Hadi Kuncoro selaku founder dan CEO PowerCommerce Asia menuturkan bahwa semakin banyak pelaku bisnis rumahan dan UMKM yang mengalihkan bisnis mereka menjadi bisnis digital, terutama di e-commerce. Hal ini karena permintaan kebutuhan masyarakat yang meningkat karena pandemi ini. Terlebih lagi, kecepatan digital seperti media sosial, messenger dan lain sebagainya juga mendukung peralihan ini. 

Tips Berbisnis Melalui Platform Digital

pembiayaan multiguna

Nah, apabila Anda berniat mendapat penghasilan secara online atau mengalihkan bisnis Anda menjadi berbasis digital. Berikut tips yang bisa Anda terapkan agar bisnis Anda bisa meraih keuntungan yang lebih maksimal. 

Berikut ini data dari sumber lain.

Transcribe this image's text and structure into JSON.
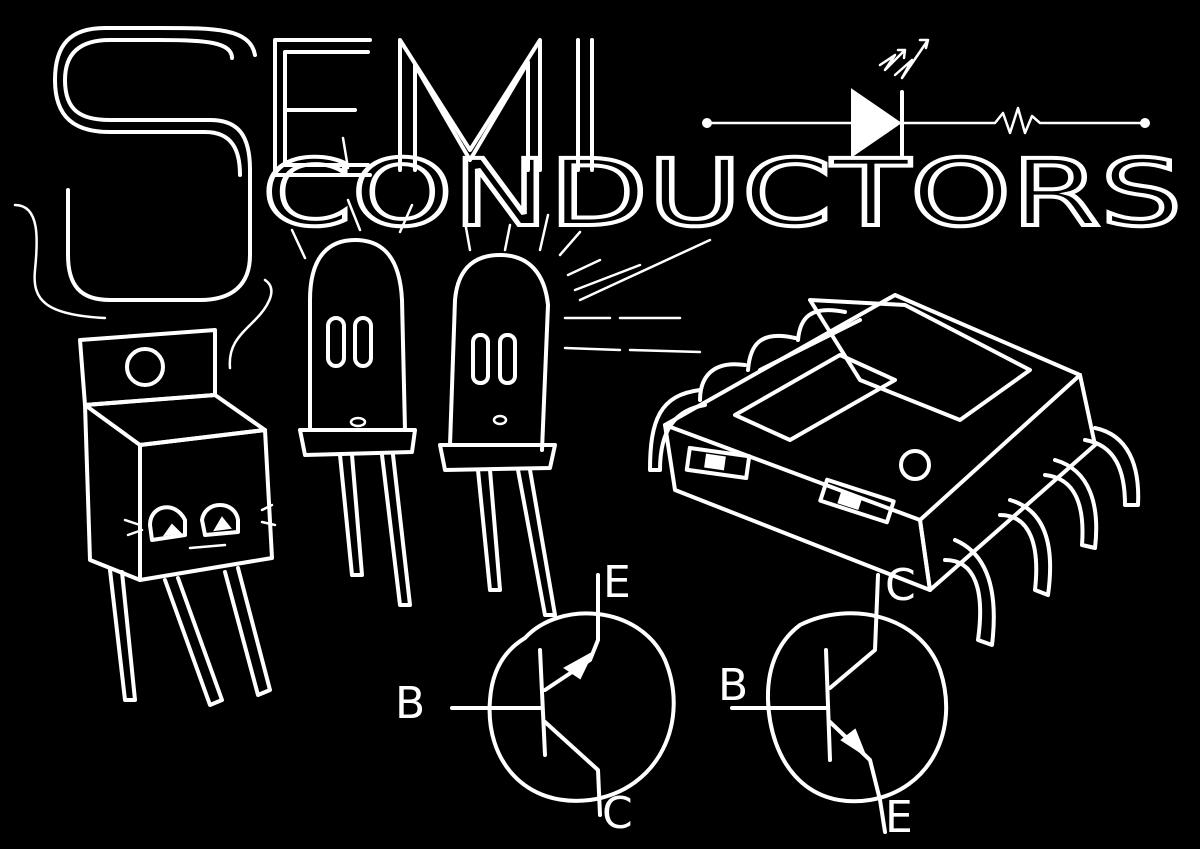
{
  "title": {
    "line1": "SEMI",
    "line2": "CONDUCTORS"
  },
  "pnp_transistor": {
    "emitter": "E",
    "base": "B",
    "collector": "C"
  },
  "npn_transistor": {
    "collector": "C",
    "base": "B",
    "emitter": "E"
  },
  "icons": {
    "led_symbol": "led-schematic-icon",
    "resistor_symbol": "resistor-schematic-icon",
    "voltage_regulator": "voltage-regulator-icon",
    "led_left": "led-component-icon",
    "led_right": "led-component-icon",
    "ic_chip": "ic-chip-icon"
  },
  "colors": {
    "background": "#000000",
    "line": "#ffffff"
  }
}
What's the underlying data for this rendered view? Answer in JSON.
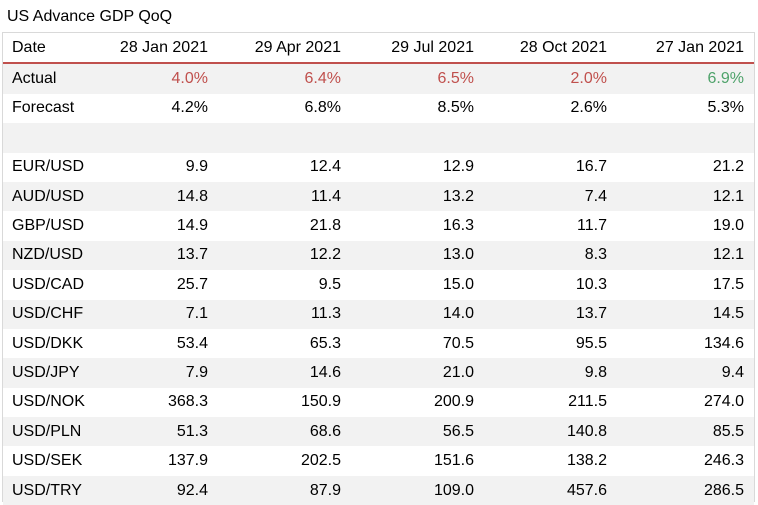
{
  "title": "US Advance GDP QoQ",
  "header": {
    "label": "Date",
    "dates": [
      "28 Jan 2021",
      "29 Apr 2021",
      "29 Jul 2021",
      "28 Oct 2021",
      "27 Jan 2021"
    ]
  },
  "actual": {
    "label": "Actual",
    "values": [
      "4.0%",
      "6.4%",
      "6.5%",
      "2.0%",
      "6.9%"
    ],
    "colors": [
      "#c0504d",
      "#c0504d",
      "#c0504d",
      "#c0504d",
      "#4ea26a"
    ]
  },
  "forecast": {
    "label": "Forecast",
    "values": [
      "4.2%",
      "6.8%",
      "8.5%",
      "2.6%",
      "5.3%"
    ]
  },
  "pairs": [
    {
      "label": "EUR/USD",
      "values": [
        "9.9",
        "12.4",
        "12.9",
        "16.7",
        "21.2"
      ]
    },
    {
      "label": "AUD/USD",
      "values": [
        "14.8",
        "11.4",
        "13.2",
        "7.4",
        "12.1"
      ]
    },
    {
      "label": "GBP/USD",
      "values": [
        "14.9",
        "21.8",
        "16.3",
        "11.7",
        "19.0"
      ]
    },
    {
      "label": "NZD/USD",
      "values": [
        "13.7",
        "12.2",
        "13.0",
        "8.3",
        "12.1"
      ]
    },
    {
      "label": "USD/CAD",
      "values": [
        "25.7",
        "9.5",
        "15.0",
        "10.3",
        "17.5"
      ]
    },
    {
      "label": "USD/CHF",
      "values": [
        "7.1",
        "11.3",
        "14.0",
        "13.7",
        "14.5"
      ]
    },
    {
      "label": "USD/DKK",
      "values": [
        "53.4",
        "65.3",
        "70.5",
        "95.5",
        "134.6"
      ]
    },
    {
      "label": "USD/JPY",
      "values": [
        "7.9",
        "14.6",
        "21.0",
        "9.8",
        "9.4"
      ]
    },
    {
      "label": "USD/NOK",
      "values": [
        "368.3",
        "150.9",
        "200.9",
        "211.5",
        "274.0"
      ]
    },
    {
      "label": "USD/PLN",
      "values": [
        "51.3",
        "68.6",
        "56.5",
        "140.8",
        "85.5"
      ]
    },
    {
      "label": "USD/SEK",
      "values": [
        "137.9",
        "202.5",
        "151.6",
        "138.2",
        "246.3"
      ]
    },
    {
      "label": "USD/TRY",
      "values": [
        "92.4",
        "87.9",
        "109.0",
        "457.6",
        "286.5"
      ]
    }
  ]
}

Manfaatkan Marketplace dan Media Sosial

Untuk meraih pangsa pasar yang lebih luas, Anda bisa memanfaatkan media sosial. Contohnya facebook, twitter, dan aplikasi chatting. Anda juga bisa mendaftarkan produk Anda di marketplace seperti Tokopedia atau Shopee. Proses pendaftarannya cukup mudah dan Anda bisa bertransaksi lebih aman dan nyaman. Dengan adanya marketplace dan media sosial, Anda bisa bertransaksi tanpa terbatas waktu atau jarak. 

Pahami Perilaku Konsumen Anda

Melalui platform digital, Anda juga bisa memahami perilaku konsumen Anda. Contohnya apa yang mereka butuhkan, tren barang yang sedang populer, dan lain sebagainya. Anda bisa melihat apa yang diinginkan konsumen Anda melalui forum atau media sosial. Tentunya, kebutuhan yang dicari oleh masyarakat meningkat, mengingat dalam pandemi ini banyak kebutuhan yang harus disediakan untuk tinggal di rumah. 

Nah, semoga tips diatas dapat membantu Anda untuk berbisnis melalui platform digital, ya.